Prime Spot for Cyber Talent

Despite its importance, many cybersecurity jobs go unfilled. Approximately 300,000 U.S. cyber jobs currently are open, but companies are having difficulty finding qualified candidates. Many industry experts see Northern Virginia as a critical part of the cybersecurity talent pipeline. The area offers a prime spot for recruiting and developing cyber expertise, including military veterans who are returning to civilian life.

Some area higher education institutions are helping to fill the pipeline. For example, Northern Virginia Community College (NOVA) offers a cybersecurity program that is mapped to cybersecurity standards created by the Department of Homeland Security and the National Security Agency. The college’s program, which was designated as a National Center of Academic Excellence in Information Assurance from 2013-2015, also is a founding member of the National CyberWatch Center, a higher education consortium focused on cybersecurity education.

Upscaling the Workforce

Northern Virginia also is a leader in training current cybersecurity professionals, who must continually upgrade their knowledge of rapidly changing threats. For example, many college graduates who have majored in a technology-related field may be at a loss in relation to cybersecurity. Security University, which has a training facility in Herndon, offers short five-day sessions that provide what Sondra Schneider, company founder and president, calls “sips of information.”

These short programs allow participants to learn critical information that they can immediately apply in their jobs. In addition, Security University offers an apprenticeship program that includes training and mentoring designed to broaden the skill set of currently employed technology workers.

ISSA-NOVA, which is one of the world’s largest chapters, provides support to its members, which include U.S. government workers, contractors and cybersecurity students. The chapter offers monthly meetings on diverse topics ranging from technology to policy perspectives.

These types of efforts offer an oversized benefit for Northern Virginia’s economy.

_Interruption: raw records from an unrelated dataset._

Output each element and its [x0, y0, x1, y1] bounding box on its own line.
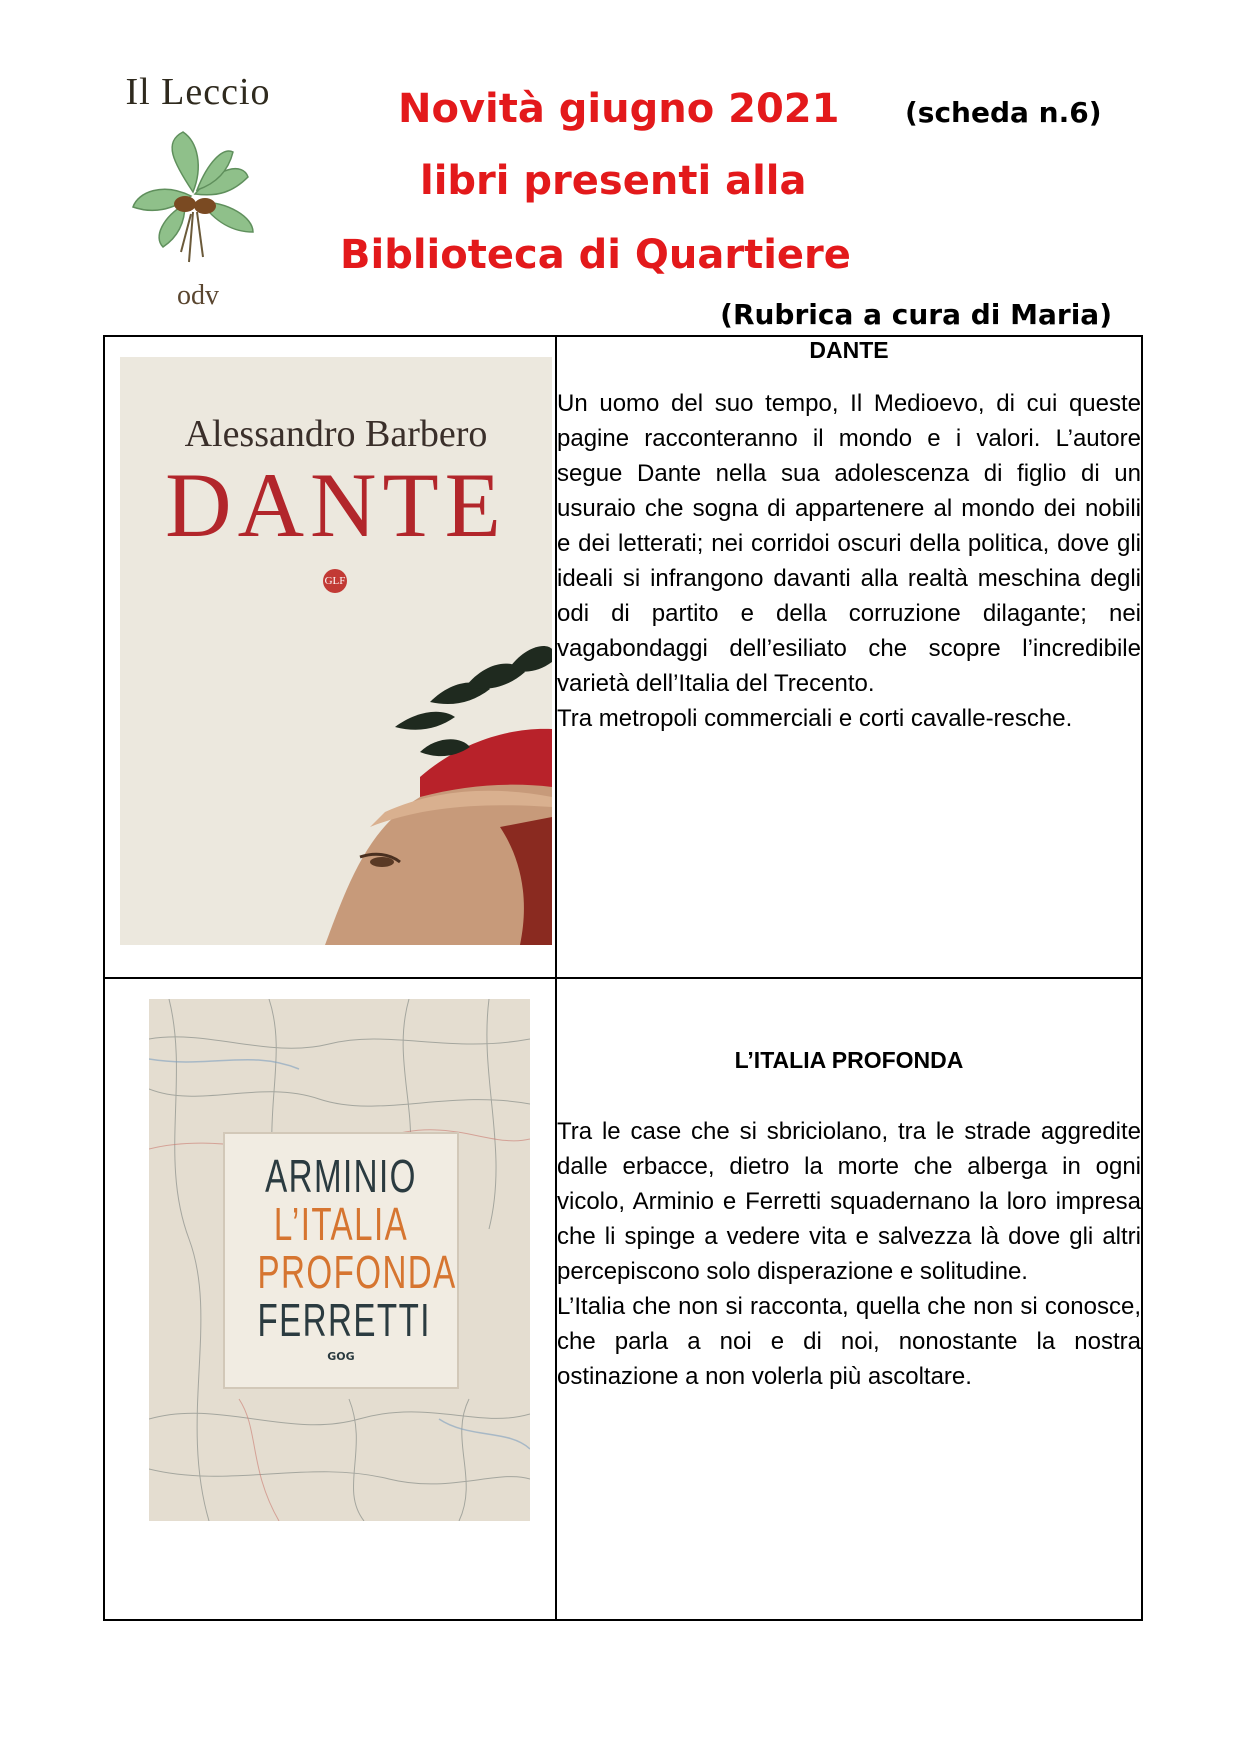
book-cover-cell	[104, 336, 556, 978]
cover-title-line: L’ITALIA	[273, 1198, 409, 1250]
book-title: DANTE	[809, 337, 889, 363]
logo	[98, 60, 298, 320]
book-cover-cell	[104, 978, 556, 1620]
cover-title: DANTE	[165, 454, 507, 556]
book-description-paragraph: L’Italia che non si racconta, quella che non si conosce, che parla a noi e di noi, nonostante la nostra ostinazione a non volerla più ascoltare.	[557, 1293, 1141, 1390]
rubrica-credit: (Rubrica a cura di Maria)	[720, 298, 1112, 331]
book-text-cell	[556, 978, 1142, 1620]
cover-author: ARMINIO	[265, 1150, 417, 1202]
book-description	[557, 1114, 1141, 1394]
cover-title-box	[223, 1132, 459, 1389]
book-description	[557, 386, 1141, 736]
table-row	[104, 336, 1142, 978]
book-description-paragraph: Tra le case che si sbriciolano, tra le strade aggredite dalle erbacce, dietro la morte che alberga in ogni vicolo, Arminio e Ferretti squadernano la loro impresa che li spinge a vedere vita e salvezza là dove gli altri percepiscono solo disperazione e solitudine.	[557, 1118, 1141, 1285]
italia-profonda-book-cover	[149, 999, 530, 1521]
header-title-line1: Novità giugno 2021	[398, 86, 840, 132]
logo-title: Il Leccio	[125, 71, 271, 113]
scheda-number: (scheda n.6)	[905, 96, 1102, 129]
cover-author: FERRETTI	[257, 1294, 431, 1346]
dante-book-cover	[120, 357, 552, 945]
header-title-line3: Biblioteca di Quartiere	[340, 232, 851, 278]
books-table	[103, 335, 1143, 1621]
cover-title-line: PROFONDA	[257, 1246, 457, 1298]
book-title: L’ITALIA PROFONDA	[734, 1047, 964, 1073]
oak-leaf-icon	[123, 122, 273, 272]
table-row	[104, 978, 1142, 1620]
header-title-line2: libri presenti alla	[420, 158, 807, 204]
book-description-paragraph: Un uomo del suo tempo, Il Medioevo, di cui queste pagine racconteranno il mondo e i valori. L’autore segue Dante nella sua adolescenza di figlio di un usuraio che sogna di appartenere al mondo dei nobili e dei letterati; nei corridoi oscuri della politica, dove gli ideali si infrangono davanti alla realtà meschina degli odi di partito e della corruzione dilagante; nei vagabondaggi dell’esiliato che scopre l’incredibile varietà dell’Italia del Trecento.	[557, 390, 1141, 697]
publisher-logo: GLF	[323, 569, 347, 593]
book-description-paragraph: Tra metropoli commerciali e corti cavalle-resche.	[557, 705, 1073, 732]
cover-author: Alessandro Barbero	[184, 413, 488, 455]
logo-subtitle: odv	[177, 280, 219, 311]
book-text-cell	[556, 336, 1142, 978]
publisher-logo: GOG	[327, 1350, 355, 1363]
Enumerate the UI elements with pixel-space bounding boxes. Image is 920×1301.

A study by George Mason University found that a GO Virginia $500,000 grant that was awarded for cybersecurity training to Security University resulted in the filling of 300 jobs and created nearly $57 million in additional labor income for Virginia workers.

The researchers estimated that this project’s impacts will yield an additional $2.1 million of state tax revenue.

“That means that every 300 people who are trained (in cybersecurity through this type of program) will result in an additional $2 million in state revenue,” Schneider says. “That’s the best return on your money that you’ll ever get.”